Edit: There is a better summary statistic and confidence interval for these tests in the pseudomedian (one sample) or Hodges-Lehmann shift estimator (difference of two samples). This is calculated by wilcox.test though will not be exact if there's ties or zeroes in your data. The exact HL shift in this case is $-6.8$.

Finally, you can very easily run these tests by calling the base R wilcox.test (or t.test, or..) directly:

## 'NHST'
wilcox.test(mpg ~ am, data=mtcars)
> W = 42, p-value = 0.001871
Lower
wilcox.test(mpg ~ am, data=mtcars, mu=-3, alternative="greater")
> W = 73, p-value = 0.9749
Upper
wilcox.test(mpg ~ am, data=mtcars, mu=3, alternative="less")
> W = 18.5, p-value = 3.013e-05

Addendum

I realise that I didn't answer the question 'but what if we don't reject $H_0$?'. This does not establish equivalence because of the reasons I mentioned in my second paragraph. It may very well mean that you haven't estimated $\theta_1-\theta_2$ with sufficient precision to say that it isn't zero, but that doesn't mean that it is.

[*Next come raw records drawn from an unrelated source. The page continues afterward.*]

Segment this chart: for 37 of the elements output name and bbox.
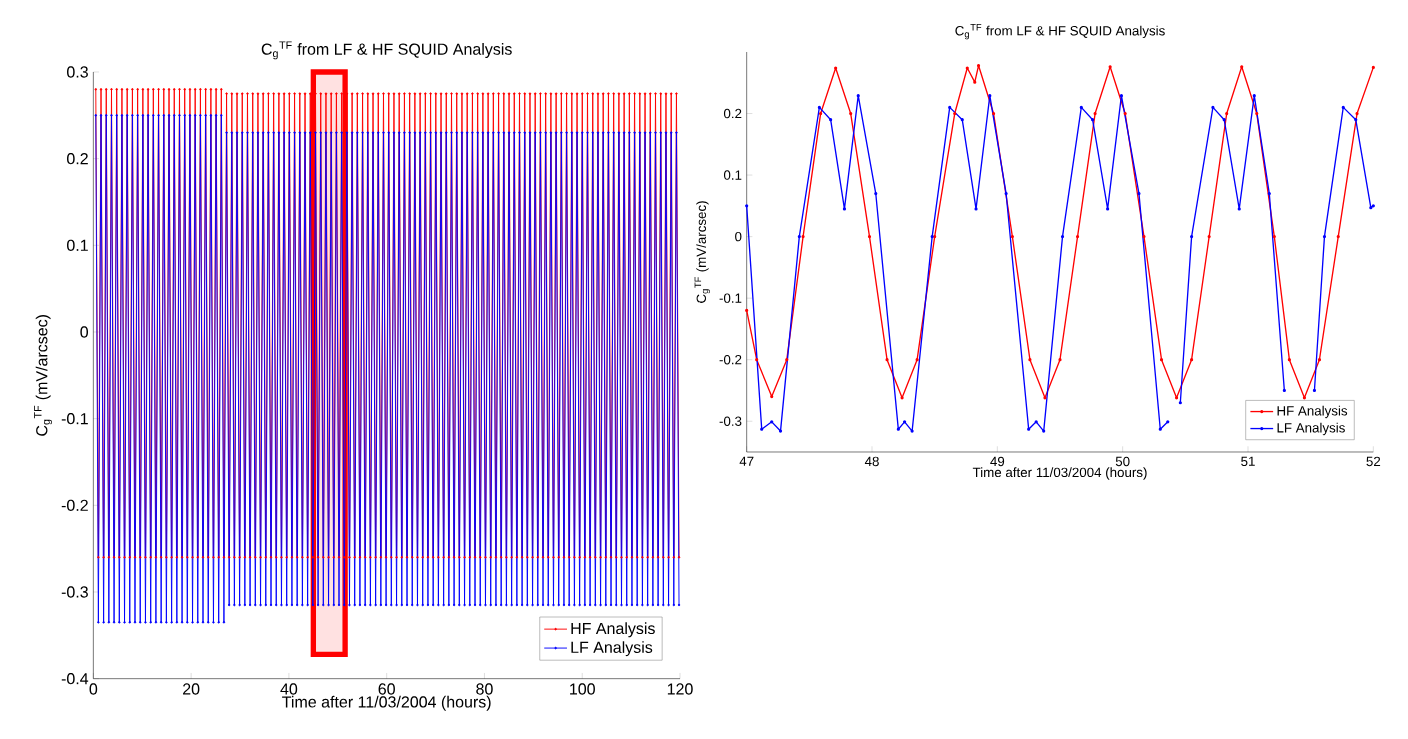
y-tick-label: -0.2 [61,499,88,512]
y-tick-label: 0.1 [67,239,88,252]
y-tick-label: -0.4 [61,673,89,685]
x-tick-label: 0 [89,683,98,695]
x-tick-label: 48 [864,456,879,467]
y-tick-label: 0.2 [67,153,88,165]
x-tick-label: 47 [739,456,754,467]
legend-label: HF Analysis [1277,405,1348,419]
legend-label: LF Analysis [571,641,653,657]
y-tick-label: 0.2 [723,108,742,119]
y-tick-label: 0 [735,232,742,242]
x-tick-label: 52 [1366,456,1381,467]
y-axis-title: C$_{g}$$^{TF}$ (mV/arcsec) [34,315,52,436]
x-tick-label: 60 [378,683,395,695]
y-tick-label: -0.2 [719,355,742,365]
chart-title: C$_{g}$$^{TF}$ from LF & HF SQUID Analysis [955,24,1165,40]
x-tick-label: 51 [1241,456,1255,467]
chart-title: C$_{g}$$^{TF}$ from LF & HF SQUID Analysis [261,41,512,60]
y-axis-title: C$_{g}$$^{TF}$ (mV/arcsec) [694,201,710,304]
y-tick-label: -0.3 [61,586,88,598]
x-axis-title: Time after 11/03/2004 (hours) [282,696,491,711]
legend-label: HF Analysis [571,622,655,638]
x-tick-label: 20 [183,683,200,695]
x-tick-label: 40 [280,683,298,695]
x-tick-label: 49 [990,456,1005,467]
x-tick-label: 120 [667,683,693,695]
y-tick-label: 0 [80,326,89,338]
x-axis-title: Time after 11/03/2004 (hours) [972,467,1147,480]
x-tick-label: 80 [476,683,493,695]
x-tick-label: 100 [570,683,595,695]
y-tick-label: -0.1 [61,413,88,425]
y-tick-label: -0.1 [719,293,742,304]
x-tick-label: 50 [1115,456,1130,467]
legend-label: LF Analysis [1277,422,1345,436]
y-tick-label: 0.1 [723,170,742,180]
y-tick-label: -0.3 [719,416,742,427]
y-tick-label: 0.3 [67,66,88,78]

Continuing my example, we were interested in demonstrating that manual & automatic transmission cars were within 3 miles per gallon of one another. If I tell you, yeah, the difference is somewhere between -40 and +30 mpg (including zero! P=0.87 under the null), is that good evidence that they are indeed equal? No, by doing this you could underpower your study and always end up with that result.